Experten der Deutschen Bahn (DB) untersuchen, warum sich auf der Stadtbahn in der Berliner Innenstadt am Mittwoch innerhalb von wenigen Stunden drei Schienenbrüche ereignet haben. Es ist eine Häufung, die niemand erwartet hat und die Experten Rätsel aufgibt. In allen drei Fällen war die S-Bahn-Strecke betroffen, die erst im Sommer aufwändig saniert worden ist.

Der erste Schienenbruch wurde am Morgen in der Nähe des S-Bahnhofs Tiergarten festgestellt. Kurz vor 11 Uhr meldete die S-Bahn einen zweiten Schienenbruch, diesmal im Bereich des S-Bahnhofs Friedrichstraße. Nicht einmal eine Stunde später brach eine S-Bahn-Schiene am S-Bahnhof Jannowitzbrücke. In allen drei Fällen kam es zu erheblichen Störungen des S-Bahn-Verkehr auf der Ost-West-Trasse.

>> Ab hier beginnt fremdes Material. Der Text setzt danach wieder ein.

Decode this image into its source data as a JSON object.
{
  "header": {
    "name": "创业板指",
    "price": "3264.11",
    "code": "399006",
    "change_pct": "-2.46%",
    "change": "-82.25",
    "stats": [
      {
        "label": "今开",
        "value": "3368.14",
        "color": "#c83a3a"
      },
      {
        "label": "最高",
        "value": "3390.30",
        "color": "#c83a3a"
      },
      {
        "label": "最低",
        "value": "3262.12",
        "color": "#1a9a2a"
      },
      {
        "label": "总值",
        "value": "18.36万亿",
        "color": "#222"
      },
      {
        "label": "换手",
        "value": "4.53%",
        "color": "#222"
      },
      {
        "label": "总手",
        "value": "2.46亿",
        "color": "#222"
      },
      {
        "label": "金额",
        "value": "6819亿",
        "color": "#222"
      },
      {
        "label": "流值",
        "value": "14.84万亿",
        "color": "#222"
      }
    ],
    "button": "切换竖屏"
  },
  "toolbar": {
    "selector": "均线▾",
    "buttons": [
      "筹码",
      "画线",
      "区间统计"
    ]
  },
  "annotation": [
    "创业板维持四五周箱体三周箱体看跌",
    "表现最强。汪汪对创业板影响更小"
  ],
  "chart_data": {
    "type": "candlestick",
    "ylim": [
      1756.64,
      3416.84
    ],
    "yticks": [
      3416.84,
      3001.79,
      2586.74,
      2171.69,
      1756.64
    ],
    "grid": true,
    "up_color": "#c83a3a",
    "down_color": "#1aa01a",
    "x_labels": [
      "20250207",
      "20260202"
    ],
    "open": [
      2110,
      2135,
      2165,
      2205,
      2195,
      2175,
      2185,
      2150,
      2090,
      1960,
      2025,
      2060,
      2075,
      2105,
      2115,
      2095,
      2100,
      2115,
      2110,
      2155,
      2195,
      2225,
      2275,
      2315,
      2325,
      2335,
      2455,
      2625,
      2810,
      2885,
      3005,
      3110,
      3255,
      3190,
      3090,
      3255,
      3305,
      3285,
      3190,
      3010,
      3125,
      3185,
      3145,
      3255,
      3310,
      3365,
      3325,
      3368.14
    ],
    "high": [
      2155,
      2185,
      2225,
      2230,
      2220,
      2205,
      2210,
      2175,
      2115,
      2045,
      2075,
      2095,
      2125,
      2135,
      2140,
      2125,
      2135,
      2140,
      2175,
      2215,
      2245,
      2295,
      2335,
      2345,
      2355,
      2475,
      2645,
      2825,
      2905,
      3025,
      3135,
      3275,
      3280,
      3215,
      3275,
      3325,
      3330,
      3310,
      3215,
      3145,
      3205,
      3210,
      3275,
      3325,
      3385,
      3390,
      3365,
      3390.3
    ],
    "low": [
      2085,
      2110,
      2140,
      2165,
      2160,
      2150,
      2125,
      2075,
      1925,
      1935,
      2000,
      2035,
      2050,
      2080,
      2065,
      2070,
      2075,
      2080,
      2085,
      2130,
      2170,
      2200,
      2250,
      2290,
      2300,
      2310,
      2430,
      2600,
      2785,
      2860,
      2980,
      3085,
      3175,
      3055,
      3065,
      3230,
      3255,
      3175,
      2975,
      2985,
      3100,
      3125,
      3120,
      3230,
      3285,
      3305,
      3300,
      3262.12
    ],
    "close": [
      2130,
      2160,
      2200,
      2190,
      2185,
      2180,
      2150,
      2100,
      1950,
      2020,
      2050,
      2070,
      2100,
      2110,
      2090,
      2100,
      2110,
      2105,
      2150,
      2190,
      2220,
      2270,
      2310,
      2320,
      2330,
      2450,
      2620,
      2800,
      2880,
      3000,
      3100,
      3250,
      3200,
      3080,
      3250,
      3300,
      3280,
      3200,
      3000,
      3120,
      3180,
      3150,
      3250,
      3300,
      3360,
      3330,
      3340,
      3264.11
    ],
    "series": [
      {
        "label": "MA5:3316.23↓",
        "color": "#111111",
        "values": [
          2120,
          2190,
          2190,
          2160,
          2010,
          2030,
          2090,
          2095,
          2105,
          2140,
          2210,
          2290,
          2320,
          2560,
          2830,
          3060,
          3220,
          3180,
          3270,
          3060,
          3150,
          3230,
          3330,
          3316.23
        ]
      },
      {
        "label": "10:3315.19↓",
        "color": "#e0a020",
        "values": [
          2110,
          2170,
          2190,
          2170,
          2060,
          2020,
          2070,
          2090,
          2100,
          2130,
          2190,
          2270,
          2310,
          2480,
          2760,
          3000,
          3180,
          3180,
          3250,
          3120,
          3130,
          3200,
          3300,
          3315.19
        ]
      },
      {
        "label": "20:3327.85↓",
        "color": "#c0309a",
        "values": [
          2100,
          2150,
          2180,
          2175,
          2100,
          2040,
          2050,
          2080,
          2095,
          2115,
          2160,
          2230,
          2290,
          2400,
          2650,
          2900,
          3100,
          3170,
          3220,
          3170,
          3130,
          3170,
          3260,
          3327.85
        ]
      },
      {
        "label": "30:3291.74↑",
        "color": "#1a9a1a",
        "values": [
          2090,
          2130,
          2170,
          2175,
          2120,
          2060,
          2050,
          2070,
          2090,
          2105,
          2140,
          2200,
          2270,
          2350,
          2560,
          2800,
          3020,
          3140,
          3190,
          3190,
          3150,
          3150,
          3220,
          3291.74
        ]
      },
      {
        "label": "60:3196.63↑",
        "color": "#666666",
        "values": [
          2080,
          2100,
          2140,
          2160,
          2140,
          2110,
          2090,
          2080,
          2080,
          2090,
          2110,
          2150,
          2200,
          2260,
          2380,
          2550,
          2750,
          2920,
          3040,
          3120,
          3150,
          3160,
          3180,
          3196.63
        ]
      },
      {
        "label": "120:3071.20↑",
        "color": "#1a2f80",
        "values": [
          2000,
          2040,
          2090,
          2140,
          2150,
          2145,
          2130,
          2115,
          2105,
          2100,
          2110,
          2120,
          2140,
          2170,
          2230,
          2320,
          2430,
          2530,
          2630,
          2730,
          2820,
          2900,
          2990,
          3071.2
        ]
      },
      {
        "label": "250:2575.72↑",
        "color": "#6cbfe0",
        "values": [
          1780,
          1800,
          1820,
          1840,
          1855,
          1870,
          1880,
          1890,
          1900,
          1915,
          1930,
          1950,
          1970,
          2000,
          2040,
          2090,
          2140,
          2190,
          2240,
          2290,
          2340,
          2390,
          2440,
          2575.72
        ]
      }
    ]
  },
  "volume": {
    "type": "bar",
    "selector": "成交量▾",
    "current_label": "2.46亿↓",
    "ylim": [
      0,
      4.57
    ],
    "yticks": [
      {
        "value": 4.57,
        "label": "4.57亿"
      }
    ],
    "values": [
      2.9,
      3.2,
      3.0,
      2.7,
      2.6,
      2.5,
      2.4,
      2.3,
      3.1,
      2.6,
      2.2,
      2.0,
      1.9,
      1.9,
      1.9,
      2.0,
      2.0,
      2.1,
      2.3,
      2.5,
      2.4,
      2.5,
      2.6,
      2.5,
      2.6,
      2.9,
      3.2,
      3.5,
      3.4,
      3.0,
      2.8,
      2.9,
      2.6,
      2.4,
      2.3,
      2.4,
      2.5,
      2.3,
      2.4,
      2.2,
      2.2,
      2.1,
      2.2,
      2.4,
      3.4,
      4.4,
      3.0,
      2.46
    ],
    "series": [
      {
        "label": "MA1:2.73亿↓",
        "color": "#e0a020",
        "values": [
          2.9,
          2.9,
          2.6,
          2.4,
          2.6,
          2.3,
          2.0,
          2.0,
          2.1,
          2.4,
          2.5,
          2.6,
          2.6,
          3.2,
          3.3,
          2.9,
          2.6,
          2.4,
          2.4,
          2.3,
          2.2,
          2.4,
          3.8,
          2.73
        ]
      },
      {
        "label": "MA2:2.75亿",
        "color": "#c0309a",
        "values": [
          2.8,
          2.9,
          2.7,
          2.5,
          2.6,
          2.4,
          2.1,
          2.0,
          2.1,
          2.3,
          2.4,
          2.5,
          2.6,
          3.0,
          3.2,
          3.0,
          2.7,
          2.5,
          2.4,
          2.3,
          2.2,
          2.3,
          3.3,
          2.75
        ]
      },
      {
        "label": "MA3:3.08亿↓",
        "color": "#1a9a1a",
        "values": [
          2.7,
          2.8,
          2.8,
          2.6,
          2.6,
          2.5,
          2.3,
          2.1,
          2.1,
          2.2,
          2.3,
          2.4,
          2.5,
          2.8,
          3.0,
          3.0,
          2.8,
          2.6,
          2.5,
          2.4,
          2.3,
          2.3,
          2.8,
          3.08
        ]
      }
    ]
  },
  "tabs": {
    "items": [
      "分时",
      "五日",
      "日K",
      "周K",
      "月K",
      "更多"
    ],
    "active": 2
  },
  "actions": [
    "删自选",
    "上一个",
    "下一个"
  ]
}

Auf den Linien S5, S7 und S75 musste der Verkehr eingeschränkt werden. Sie konnten nicht mehr auf ganzer Länge befahren werden, es kam auch zu Verspätungen. Betroffen waren mehrere zehntausend Fahrgäste. Wie die S-Bahn gegen 11.30 Uhr bekanntgab, dauern die Störungen auf den drei Linien an. So verkehrt die stark frequentierte S7 zwischen Ostbahnhof und Zoo nur im 20-Minuten-Takt.

Die betroffene S-Bahn-Strecke in der Innenstadt war im Sommer erneuert worden. So wurden zwischen Ostbahnhof und Zoo 32 Kilometer Schienen ausgetauscht und durch neue ersetzt. Dafür wurde die Stadtbahntrasse vom 14. Juli bis 25. August in zwei Abschnitten für den S-Bahn-Verkehr gesperrt. Fahrgäste mussten andere Verkehrsmittel nutzen, zusätzlich umsteigen und längere Fahrzeiten in Kauf nehmen. Ihnen wurde gesagt, dass es sich lohne, die Einschränkungen auf sich zu nehmen, weil nach der Sanierung 15 bis 20 Jahre lang keine größeren Bauarbeiten mehr erforderlich sind.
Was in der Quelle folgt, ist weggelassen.